Charging costs remain high in Africa as charging companies race to recoup their investments. This comes at a time when charging infrastructure remains limited across the continent, causing a headache for EV users. However, investment in the business is growing. Charging companies like South Africa’s Charge and Kenya’s ARC Ride in May raised significant funding ($5.5 million and $5 million respectively) to scale their networks.
While one of the smallest in the world, Africa’s EV charging market is growing fast. The charging market was valued at $31.93 million in 2022, and is projected to reach $256.53 million by 2030, according to Next Move Strategy Consulting. This growth will be mainly driven by a handful of major EV markets, particularly South Africa, Morocco, Egypt and Ethiopia.
Our take
High prices of public EV charging stations will prompt more individuals to charge their vehicles at home. Despite this, public fast chargers remain critical to the electric mobility ecosystem. They help ease range anxiety, but low EV sales and high installation costs are deterring investment.

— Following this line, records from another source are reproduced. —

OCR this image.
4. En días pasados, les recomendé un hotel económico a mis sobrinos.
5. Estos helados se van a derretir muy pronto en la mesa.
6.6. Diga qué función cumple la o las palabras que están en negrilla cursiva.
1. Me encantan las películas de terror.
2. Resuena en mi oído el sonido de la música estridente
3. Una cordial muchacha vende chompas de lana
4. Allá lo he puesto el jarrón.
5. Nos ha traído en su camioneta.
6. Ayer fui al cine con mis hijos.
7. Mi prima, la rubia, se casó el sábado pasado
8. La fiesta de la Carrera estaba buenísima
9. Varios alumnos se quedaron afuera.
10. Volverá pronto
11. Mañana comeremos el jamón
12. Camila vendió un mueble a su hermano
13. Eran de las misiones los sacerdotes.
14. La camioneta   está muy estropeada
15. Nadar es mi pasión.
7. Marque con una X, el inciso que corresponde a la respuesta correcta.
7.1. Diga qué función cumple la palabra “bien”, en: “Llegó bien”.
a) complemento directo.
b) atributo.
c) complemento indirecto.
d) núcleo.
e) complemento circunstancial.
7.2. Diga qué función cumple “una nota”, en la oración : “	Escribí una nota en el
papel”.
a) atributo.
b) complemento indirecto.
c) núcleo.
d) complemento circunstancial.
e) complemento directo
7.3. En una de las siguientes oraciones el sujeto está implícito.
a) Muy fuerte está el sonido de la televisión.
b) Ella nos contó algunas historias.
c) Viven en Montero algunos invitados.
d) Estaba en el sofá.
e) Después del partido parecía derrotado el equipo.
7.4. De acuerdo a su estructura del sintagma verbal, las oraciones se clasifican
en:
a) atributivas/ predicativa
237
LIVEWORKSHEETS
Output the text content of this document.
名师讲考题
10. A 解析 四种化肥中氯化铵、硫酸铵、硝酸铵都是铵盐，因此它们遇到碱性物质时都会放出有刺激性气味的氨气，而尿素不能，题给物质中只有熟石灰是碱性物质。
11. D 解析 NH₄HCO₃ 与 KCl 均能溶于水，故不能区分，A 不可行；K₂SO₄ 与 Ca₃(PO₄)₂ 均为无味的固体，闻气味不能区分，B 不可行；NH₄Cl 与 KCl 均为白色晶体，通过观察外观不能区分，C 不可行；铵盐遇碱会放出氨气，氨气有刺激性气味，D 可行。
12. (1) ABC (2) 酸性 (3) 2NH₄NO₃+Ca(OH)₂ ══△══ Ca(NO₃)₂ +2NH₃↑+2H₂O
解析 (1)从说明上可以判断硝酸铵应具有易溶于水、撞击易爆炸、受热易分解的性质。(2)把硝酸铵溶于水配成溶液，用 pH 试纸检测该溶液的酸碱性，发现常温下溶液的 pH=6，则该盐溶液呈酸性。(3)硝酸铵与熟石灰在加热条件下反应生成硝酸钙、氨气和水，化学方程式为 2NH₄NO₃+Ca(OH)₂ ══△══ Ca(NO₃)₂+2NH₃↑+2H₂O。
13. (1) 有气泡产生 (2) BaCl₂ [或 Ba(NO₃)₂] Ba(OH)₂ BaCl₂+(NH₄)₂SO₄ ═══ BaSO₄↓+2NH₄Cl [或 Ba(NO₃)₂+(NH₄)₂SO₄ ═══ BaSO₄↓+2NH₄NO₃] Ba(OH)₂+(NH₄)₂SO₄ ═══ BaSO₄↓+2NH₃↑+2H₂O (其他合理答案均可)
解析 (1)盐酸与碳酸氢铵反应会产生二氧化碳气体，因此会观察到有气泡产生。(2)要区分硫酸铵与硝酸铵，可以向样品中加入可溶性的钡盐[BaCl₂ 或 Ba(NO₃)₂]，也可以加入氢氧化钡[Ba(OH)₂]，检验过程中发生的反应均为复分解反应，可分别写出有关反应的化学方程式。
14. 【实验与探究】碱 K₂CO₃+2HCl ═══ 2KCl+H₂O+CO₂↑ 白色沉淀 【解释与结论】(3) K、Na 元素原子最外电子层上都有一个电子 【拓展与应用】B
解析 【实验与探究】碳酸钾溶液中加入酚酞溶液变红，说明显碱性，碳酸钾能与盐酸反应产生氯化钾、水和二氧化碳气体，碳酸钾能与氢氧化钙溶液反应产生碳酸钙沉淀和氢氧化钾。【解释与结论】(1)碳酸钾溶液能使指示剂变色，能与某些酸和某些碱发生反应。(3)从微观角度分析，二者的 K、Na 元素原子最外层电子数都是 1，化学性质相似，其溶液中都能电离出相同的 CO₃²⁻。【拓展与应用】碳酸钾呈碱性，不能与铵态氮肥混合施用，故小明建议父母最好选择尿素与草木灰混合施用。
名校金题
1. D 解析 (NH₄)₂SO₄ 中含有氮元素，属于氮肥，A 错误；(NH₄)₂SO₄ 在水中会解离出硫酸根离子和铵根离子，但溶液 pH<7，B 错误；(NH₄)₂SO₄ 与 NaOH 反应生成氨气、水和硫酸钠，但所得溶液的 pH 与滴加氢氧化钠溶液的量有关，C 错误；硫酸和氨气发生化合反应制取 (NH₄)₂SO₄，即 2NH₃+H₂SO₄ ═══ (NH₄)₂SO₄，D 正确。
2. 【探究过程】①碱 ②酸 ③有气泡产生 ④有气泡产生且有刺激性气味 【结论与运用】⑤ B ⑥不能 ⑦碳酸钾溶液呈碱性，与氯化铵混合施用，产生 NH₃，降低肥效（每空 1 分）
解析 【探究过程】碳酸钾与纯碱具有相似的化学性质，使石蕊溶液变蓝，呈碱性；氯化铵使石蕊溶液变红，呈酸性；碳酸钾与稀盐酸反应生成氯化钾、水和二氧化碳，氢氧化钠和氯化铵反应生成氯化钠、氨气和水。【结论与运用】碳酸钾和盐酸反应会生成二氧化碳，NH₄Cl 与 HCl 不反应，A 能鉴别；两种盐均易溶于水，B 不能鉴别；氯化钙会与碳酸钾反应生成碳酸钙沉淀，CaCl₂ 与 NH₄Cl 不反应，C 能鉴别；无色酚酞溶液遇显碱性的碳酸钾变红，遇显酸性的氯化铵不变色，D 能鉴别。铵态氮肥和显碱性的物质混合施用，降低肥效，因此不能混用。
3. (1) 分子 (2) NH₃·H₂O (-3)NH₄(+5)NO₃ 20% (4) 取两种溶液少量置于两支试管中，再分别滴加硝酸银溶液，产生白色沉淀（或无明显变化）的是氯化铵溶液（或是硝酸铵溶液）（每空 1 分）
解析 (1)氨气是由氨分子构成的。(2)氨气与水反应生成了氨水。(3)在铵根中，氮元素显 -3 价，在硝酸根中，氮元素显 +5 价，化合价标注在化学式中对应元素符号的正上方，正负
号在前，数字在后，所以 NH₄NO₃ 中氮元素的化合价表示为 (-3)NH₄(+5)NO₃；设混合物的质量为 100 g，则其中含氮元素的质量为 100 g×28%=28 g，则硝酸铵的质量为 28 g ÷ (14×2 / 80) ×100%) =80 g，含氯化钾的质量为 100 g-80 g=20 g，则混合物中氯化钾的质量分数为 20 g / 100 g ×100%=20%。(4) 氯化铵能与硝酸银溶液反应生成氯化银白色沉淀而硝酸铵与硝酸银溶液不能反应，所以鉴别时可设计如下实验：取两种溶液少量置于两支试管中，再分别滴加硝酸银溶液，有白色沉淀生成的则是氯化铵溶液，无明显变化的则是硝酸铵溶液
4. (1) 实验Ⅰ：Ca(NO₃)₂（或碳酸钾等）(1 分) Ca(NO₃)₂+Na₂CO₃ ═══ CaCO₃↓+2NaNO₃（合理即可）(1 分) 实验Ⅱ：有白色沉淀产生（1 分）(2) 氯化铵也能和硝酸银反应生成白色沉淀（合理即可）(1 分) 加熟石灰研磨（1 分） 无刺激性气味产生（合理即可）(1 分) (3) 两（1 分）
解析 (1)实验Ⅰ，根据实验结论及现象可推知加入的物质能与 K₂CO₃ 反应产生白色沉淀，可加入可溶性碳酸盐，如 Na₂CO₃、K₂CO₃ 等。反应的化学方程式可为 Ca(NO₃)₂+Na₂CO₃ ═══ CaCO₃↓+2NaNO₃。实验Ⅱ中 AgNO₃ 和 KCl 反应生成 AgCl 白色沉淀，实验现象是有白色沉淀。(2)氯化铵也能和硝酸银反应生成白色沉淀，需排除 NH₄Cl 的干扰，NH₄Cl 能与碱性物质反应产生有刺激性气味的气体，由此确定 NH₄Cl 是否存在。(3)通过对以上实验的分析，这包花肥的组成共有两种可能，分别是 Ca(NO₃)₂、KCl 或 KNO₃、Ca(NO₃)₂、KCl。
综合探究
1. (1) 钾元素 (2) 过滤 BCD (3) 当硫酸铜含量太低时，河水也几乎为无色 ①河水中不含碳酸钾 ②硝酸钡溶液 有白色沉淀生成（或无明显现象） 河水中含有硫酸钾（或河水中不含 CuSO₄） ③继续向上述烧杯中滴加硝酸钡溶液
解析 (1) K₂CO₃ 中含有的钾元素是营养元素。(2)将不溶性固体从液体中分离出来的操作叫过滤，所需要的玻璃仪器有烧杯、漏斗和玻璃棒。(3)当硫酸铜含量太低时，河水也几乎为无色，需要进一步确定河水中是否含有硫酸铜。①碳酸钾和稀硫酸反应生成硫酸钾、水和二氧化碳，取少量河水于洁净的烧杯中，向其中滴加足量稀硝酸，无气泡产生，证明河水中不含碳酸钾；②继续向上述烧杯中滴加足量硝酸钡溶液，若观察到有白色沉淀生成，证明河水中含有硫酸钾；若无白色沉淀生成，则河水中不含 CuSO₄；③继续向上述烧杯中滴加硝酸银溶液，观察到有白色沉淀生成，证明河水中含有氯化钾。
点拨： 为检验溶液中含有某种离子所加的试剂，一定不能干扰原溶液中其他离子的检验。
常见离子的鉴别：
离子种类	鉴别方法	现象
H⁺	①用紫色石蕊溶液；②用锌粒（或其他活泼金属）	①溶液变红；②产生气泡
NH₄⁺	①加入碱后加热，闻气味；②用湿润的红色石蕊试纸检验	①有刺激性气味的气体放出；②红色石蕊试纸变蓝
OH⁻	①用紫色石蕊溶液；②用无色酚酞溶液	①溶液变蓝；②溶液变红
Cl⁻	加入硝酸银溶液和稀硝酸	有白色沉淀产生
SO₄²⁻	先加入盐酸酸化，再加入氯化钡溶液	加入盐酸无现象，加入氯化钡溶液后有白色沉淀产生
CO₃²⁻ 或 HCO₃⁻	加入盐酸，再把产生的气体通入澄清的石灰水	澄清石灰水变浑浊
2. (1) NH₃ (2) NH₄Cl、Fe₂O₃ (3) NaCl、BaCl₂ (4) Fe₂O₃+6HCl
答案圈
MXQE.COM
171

The different charging models being used by companies in Africa can cause confusion to EV owners. Charging companies should harmonise their pricing models to make it easier for motorists. They should also use data tools and forecasting to assess costs and gauge demand, which should be used for stable pricing.
African governments should put in place comprehensive and consistent policies that specifically support charging infrastructure development. This includes streamlined permitting processes, land allocation for charging stations, and potentially even initial subsidies or incentives for public charging deployments.